In the present study, analysis of risk factors showed that recurrent DVT was numerically higher but not significant in the poor responders than for the normal responders. Family history was also higher in the poor responders, but not significantly so. This may reflect the presence of a specific risk factor for DVT in the poor responders group. The rest of the risk factors showed similarity with no significant differences between the poor and normal responders. This agrees with the fact that these are recognised risk factors that may cause DVT in all patients. It also suggests that multiple risk factors might be necessary before clinically evident DVT develops even in patients with thrombotic gene mutation [23].
We detected the factor II G20210A mutation in 20 individuals in our study population (n=110). Homozygous mutation was found in only 1 patient in the poor responders group, while heterozygous mutation was found in the 3 groups. The gene mutation was recognized in 1(3.4%) of the normal population, which agrees with others who found this mutation in 1%, 1.7% and 3% of the normal Pakistan, Northern and Southern European population, respectively [11, 12, 24]. However, our finding only represents the 30 studied healthy blood donors. Larger studies are needed to define the exact prevalence in our community.
Heterozygous gene mutation was found in 30% of the poor responders and 15% of the normal responders. This supports the concept that factor II G20210A mutation may cause high prothrombin levels [6] which may, in turn, be responsible for resisting oral anticoagulants. The presence of the same mutation in some normal responders may be explained by the presence of different degrees of mutation that did not clinically affect the prothrombin levels. This gene mutation with less clinical significance was previously suggested [25].
Our findings agree with previous reports that suggested 3 to 6 fold higher risk of developing DVT in prothrombin gene mutation patients than the normal population [2, 9]. This also points to the importance of screening the patient’s family as they may be at increased risk of developing DVT. However, the interpretation of our results is limited by the small sample size and selection bias.

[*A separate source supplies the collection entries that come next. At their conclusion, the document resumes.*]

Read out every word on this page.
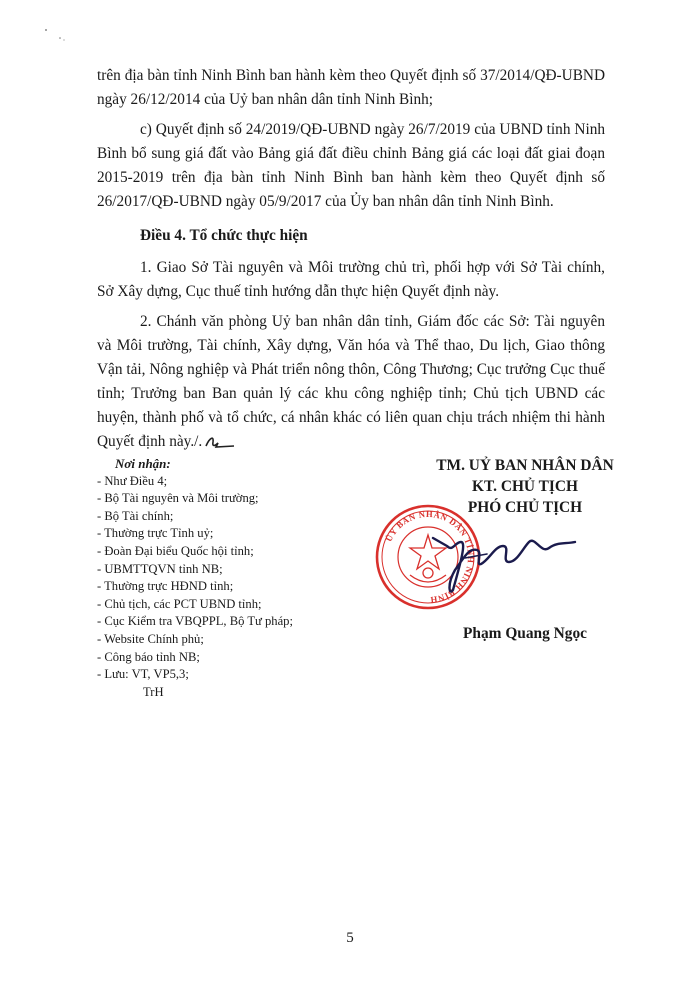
trên địa bàn tỉnh Ninh Bình ban hành kèm theo Quyết định số 37/2014/QĐ-UBND

ngày 26/12/2014 của Uỷ ban nhân dân tỉnh Ninh Bình;

c) Quyết định số 24/2019/QĐ-UBND ngày 26/7/2019 của UBND tỉnh Ninh Bình bổ sung giá đất vào Bảng giá đất điều chỉnh Bảng giá các loại đất giai đoạn 2015-2019 trên địa bàn tỉnh Ninh Bình ban hành kèm theo Quyết định số 26/2017/QĐ-UBND ngày 05/9/2017 của Ủy ban nhân dân tỉnh Ninh Bình.

Điều 4. Tổ chức thực hiện

1. Giao Sở Tài nguyên và Môi trường chủ trì, phối hợp với Sở Tài chính, Sở Xây dựng, Cục thuế tỉnh hướng dẫn thực hiện Quyết định này.

2. Chánh văn phòng Uỷ ban nhân dân tỉnh, Giám đốc các Sở: Tài nguyên và Môi trường, Tài chính, Xây dựng, Văn hóa và Thể thao, Du lịch, Giao thông Vận tải, Nông nghiệp và Phát triển nông thôn, Công Thương; Cục trưởng Cục thuế tỉnh; Trưởng ban Ban quản lý các khu công nghiệp tỉnh; Chủ tịch UBND các huyện, thành phố và tổ chức, cá nhân khác có liên quan chịu trách nhiệm thi hành Quyết định này./.

Nơi nhận:
- Như Điều 4;
- Bộ Tài nguyên và Môi trường;
- Bộ Tài chính;
- Thường trực Tỉnh uỷ;
- Đoàn Đại biểu Quốc hội tỉnh;
- UBMTTQVN tỉnh NB;
- Thường trực HĐND tỉnh;
- Chủ tịch, các PCT UBND tỉnh;
- Cục Kiểm tra VBQPPL, Bộ Tư pháp;
- Website Chính phủ;
- Công báo tỉnh NB;
- Lưu: VT, VP5,3;
TrH
TM. UỶ BAN NHÂN DÂN
KT. CHỦ TỊCH
PHÓ CHỦ TỊCH
ỦY BAN NHÂN DÂN TỈNH NINH BÌNH
Phạm Quang Ngọc
5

Protein C, anti-thrombin III and ACA abnormalities were found in more poor responders DVT patients than controls. Bernd et al. [26] suggested that special caution is needed when giving anticoagulants to patients with protein C deficiency. Because protein C is a vitamin K dependent factor, the administration of warfarin could lead to sudden decrease in protein C before any noticeable decrease in coagulation factors. This could cause enhanced thrombosis and diffuse skin necrosis. Also, ACA was significantly more common in poor responders than control subjects. It has also been suggested that patients with ACA and venous thromboembolism are resistant to usual intensities of warfarin therapy, which may prompt more intense anticoagulation of these patients. However, no substantial difference was seen between the ACA-positive and ACA-negative patients, for several thromboplastins [27].

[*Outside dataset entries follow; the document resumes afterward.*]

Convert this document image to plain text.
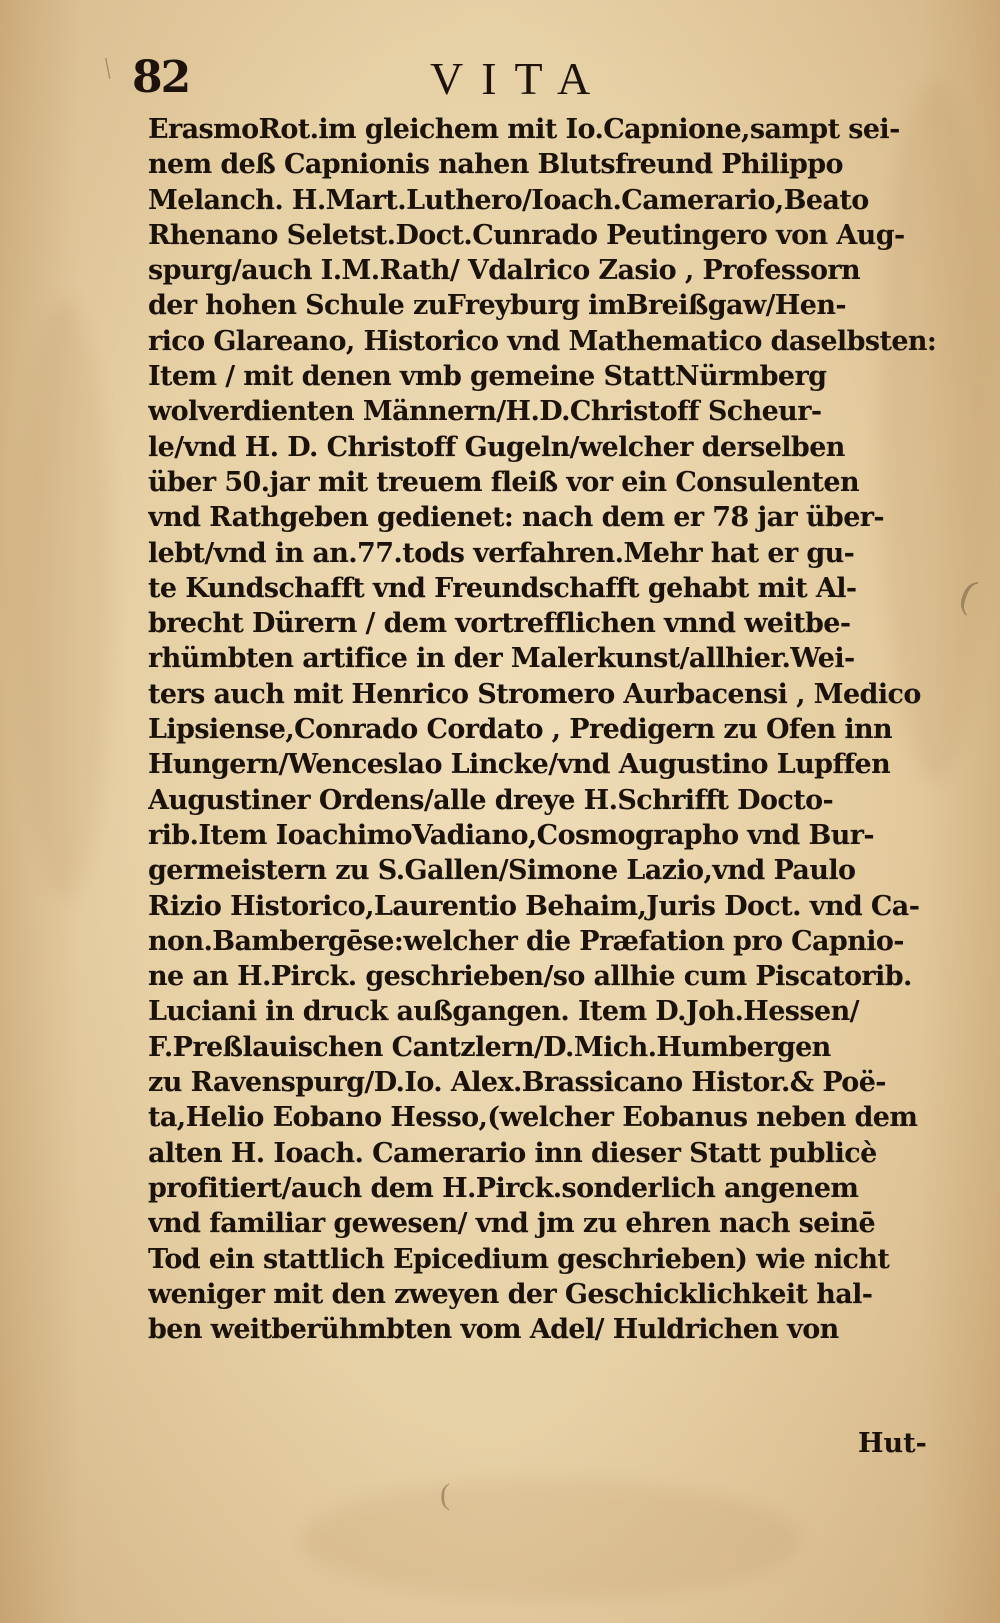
82	VITA
ErasmoRot.im gleichem mit Io.Capnione,sampt sei-
nem deß Capnionis nahen Blutsfreund Philippo
Melanch. H.Mart.Luthero/Ioach.Camerario,Beato
Rhenano Seletst.Doct.Cunrado Peutingero von Aug-
spurg/auch I.M.Rath/ Vdalrico Zasio , Professorn
der hohen Schule zuFreyburg imBreißgaw/Hen-
rico Glareano, Historico vnd Mathematico daselbsten:
Item / mit denen vmb gemeine StattNürmberg
wolverdienten Männern/H.D.Christoff Scheur-
le/vnd H. D. Christoff Gugeln/welcher derselben
über 50.jar mit treuem fleiß vor ein Consulenten
vnd Rathgeben gedienet: nach dem er 78 jar über-
lebt/vnd in an.77.tods verfahren.Mehr hat er gu-
te Kundschafft vnd Freundschafft gehabt mit Al-
brecht Dürern / dem vortrefflichen vnnd weitbe-
rhümbten artifice in der Malerkunst/allhier.Wei-
ters auch mit Henrico Stromero Aurbacensi , Medico
Lipsiense,Conrado Cordato , Predigern zu Ofen inn
Hungern/Wenceslao Lincke/vnd Augustino Lupffen
Augustiner Ordens/alle dreye H.Schrifft Docto-
rib.Item IoachimoVadiano,Cosmographo vnd Bur-
germeistern zu S.Gallen/Simone Lazio,vnd Paulo
Rizio Historico,Laurentio Behaim,Juris Doct. vnd Ca-
non.Bambergēse:welcher die Præfation pro Capnio-
ne an H.Pirck. geschrieben/so allhie cum Piscatorib.
Luciani in druck außgangen. Item D.Joh.Hessen/
F.Preßlauischen Cantzlern/D.Mich.Humbergen
zu Ravenspurg/D.Io. Alex.Brassicano Histor.& Poë-
ta,Helio Eobano Hesso,(welcher Eobanus neben dem
alten H. Ioach. Camerario inn dieser Statt publicè
profitiert/auch dem H.Pirck.sonderlich angenem
vnd familiar gewesen/ vnd jm zu ehren nach seinē
Tod ein stattlich Epicedium geschrieben) wie nicht
weniger mit den zweyen der Geschicklichkeit hal-
ben weitberühmbten vom Adel/ Huldrichen von
Hut-
/
(
(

To add to the dilemma of DVT and genetic disorders, pharmacogenetic studies should be ideally be carried out in DVT patients before warfarin anticoagulant therapy as Leung et al. 2007 [28] reported that patients with Cytochrome P-450 CYP2C9*2, CYP2C9*3, or VKORC1*2 genotype (c.-1639G>A) in presence of Factor V Leiden and/or factor II G20210A mutation require significantly reduced doses, and are at a higher risk of serious bleeding.
In conclusion, our findings suggest that factor II G20210A mutation may be more common in DVT patients who are poor responders to warfarin. Factor II G20210A mutation was more common in patients with recurrent DVT or positive family history of DVT.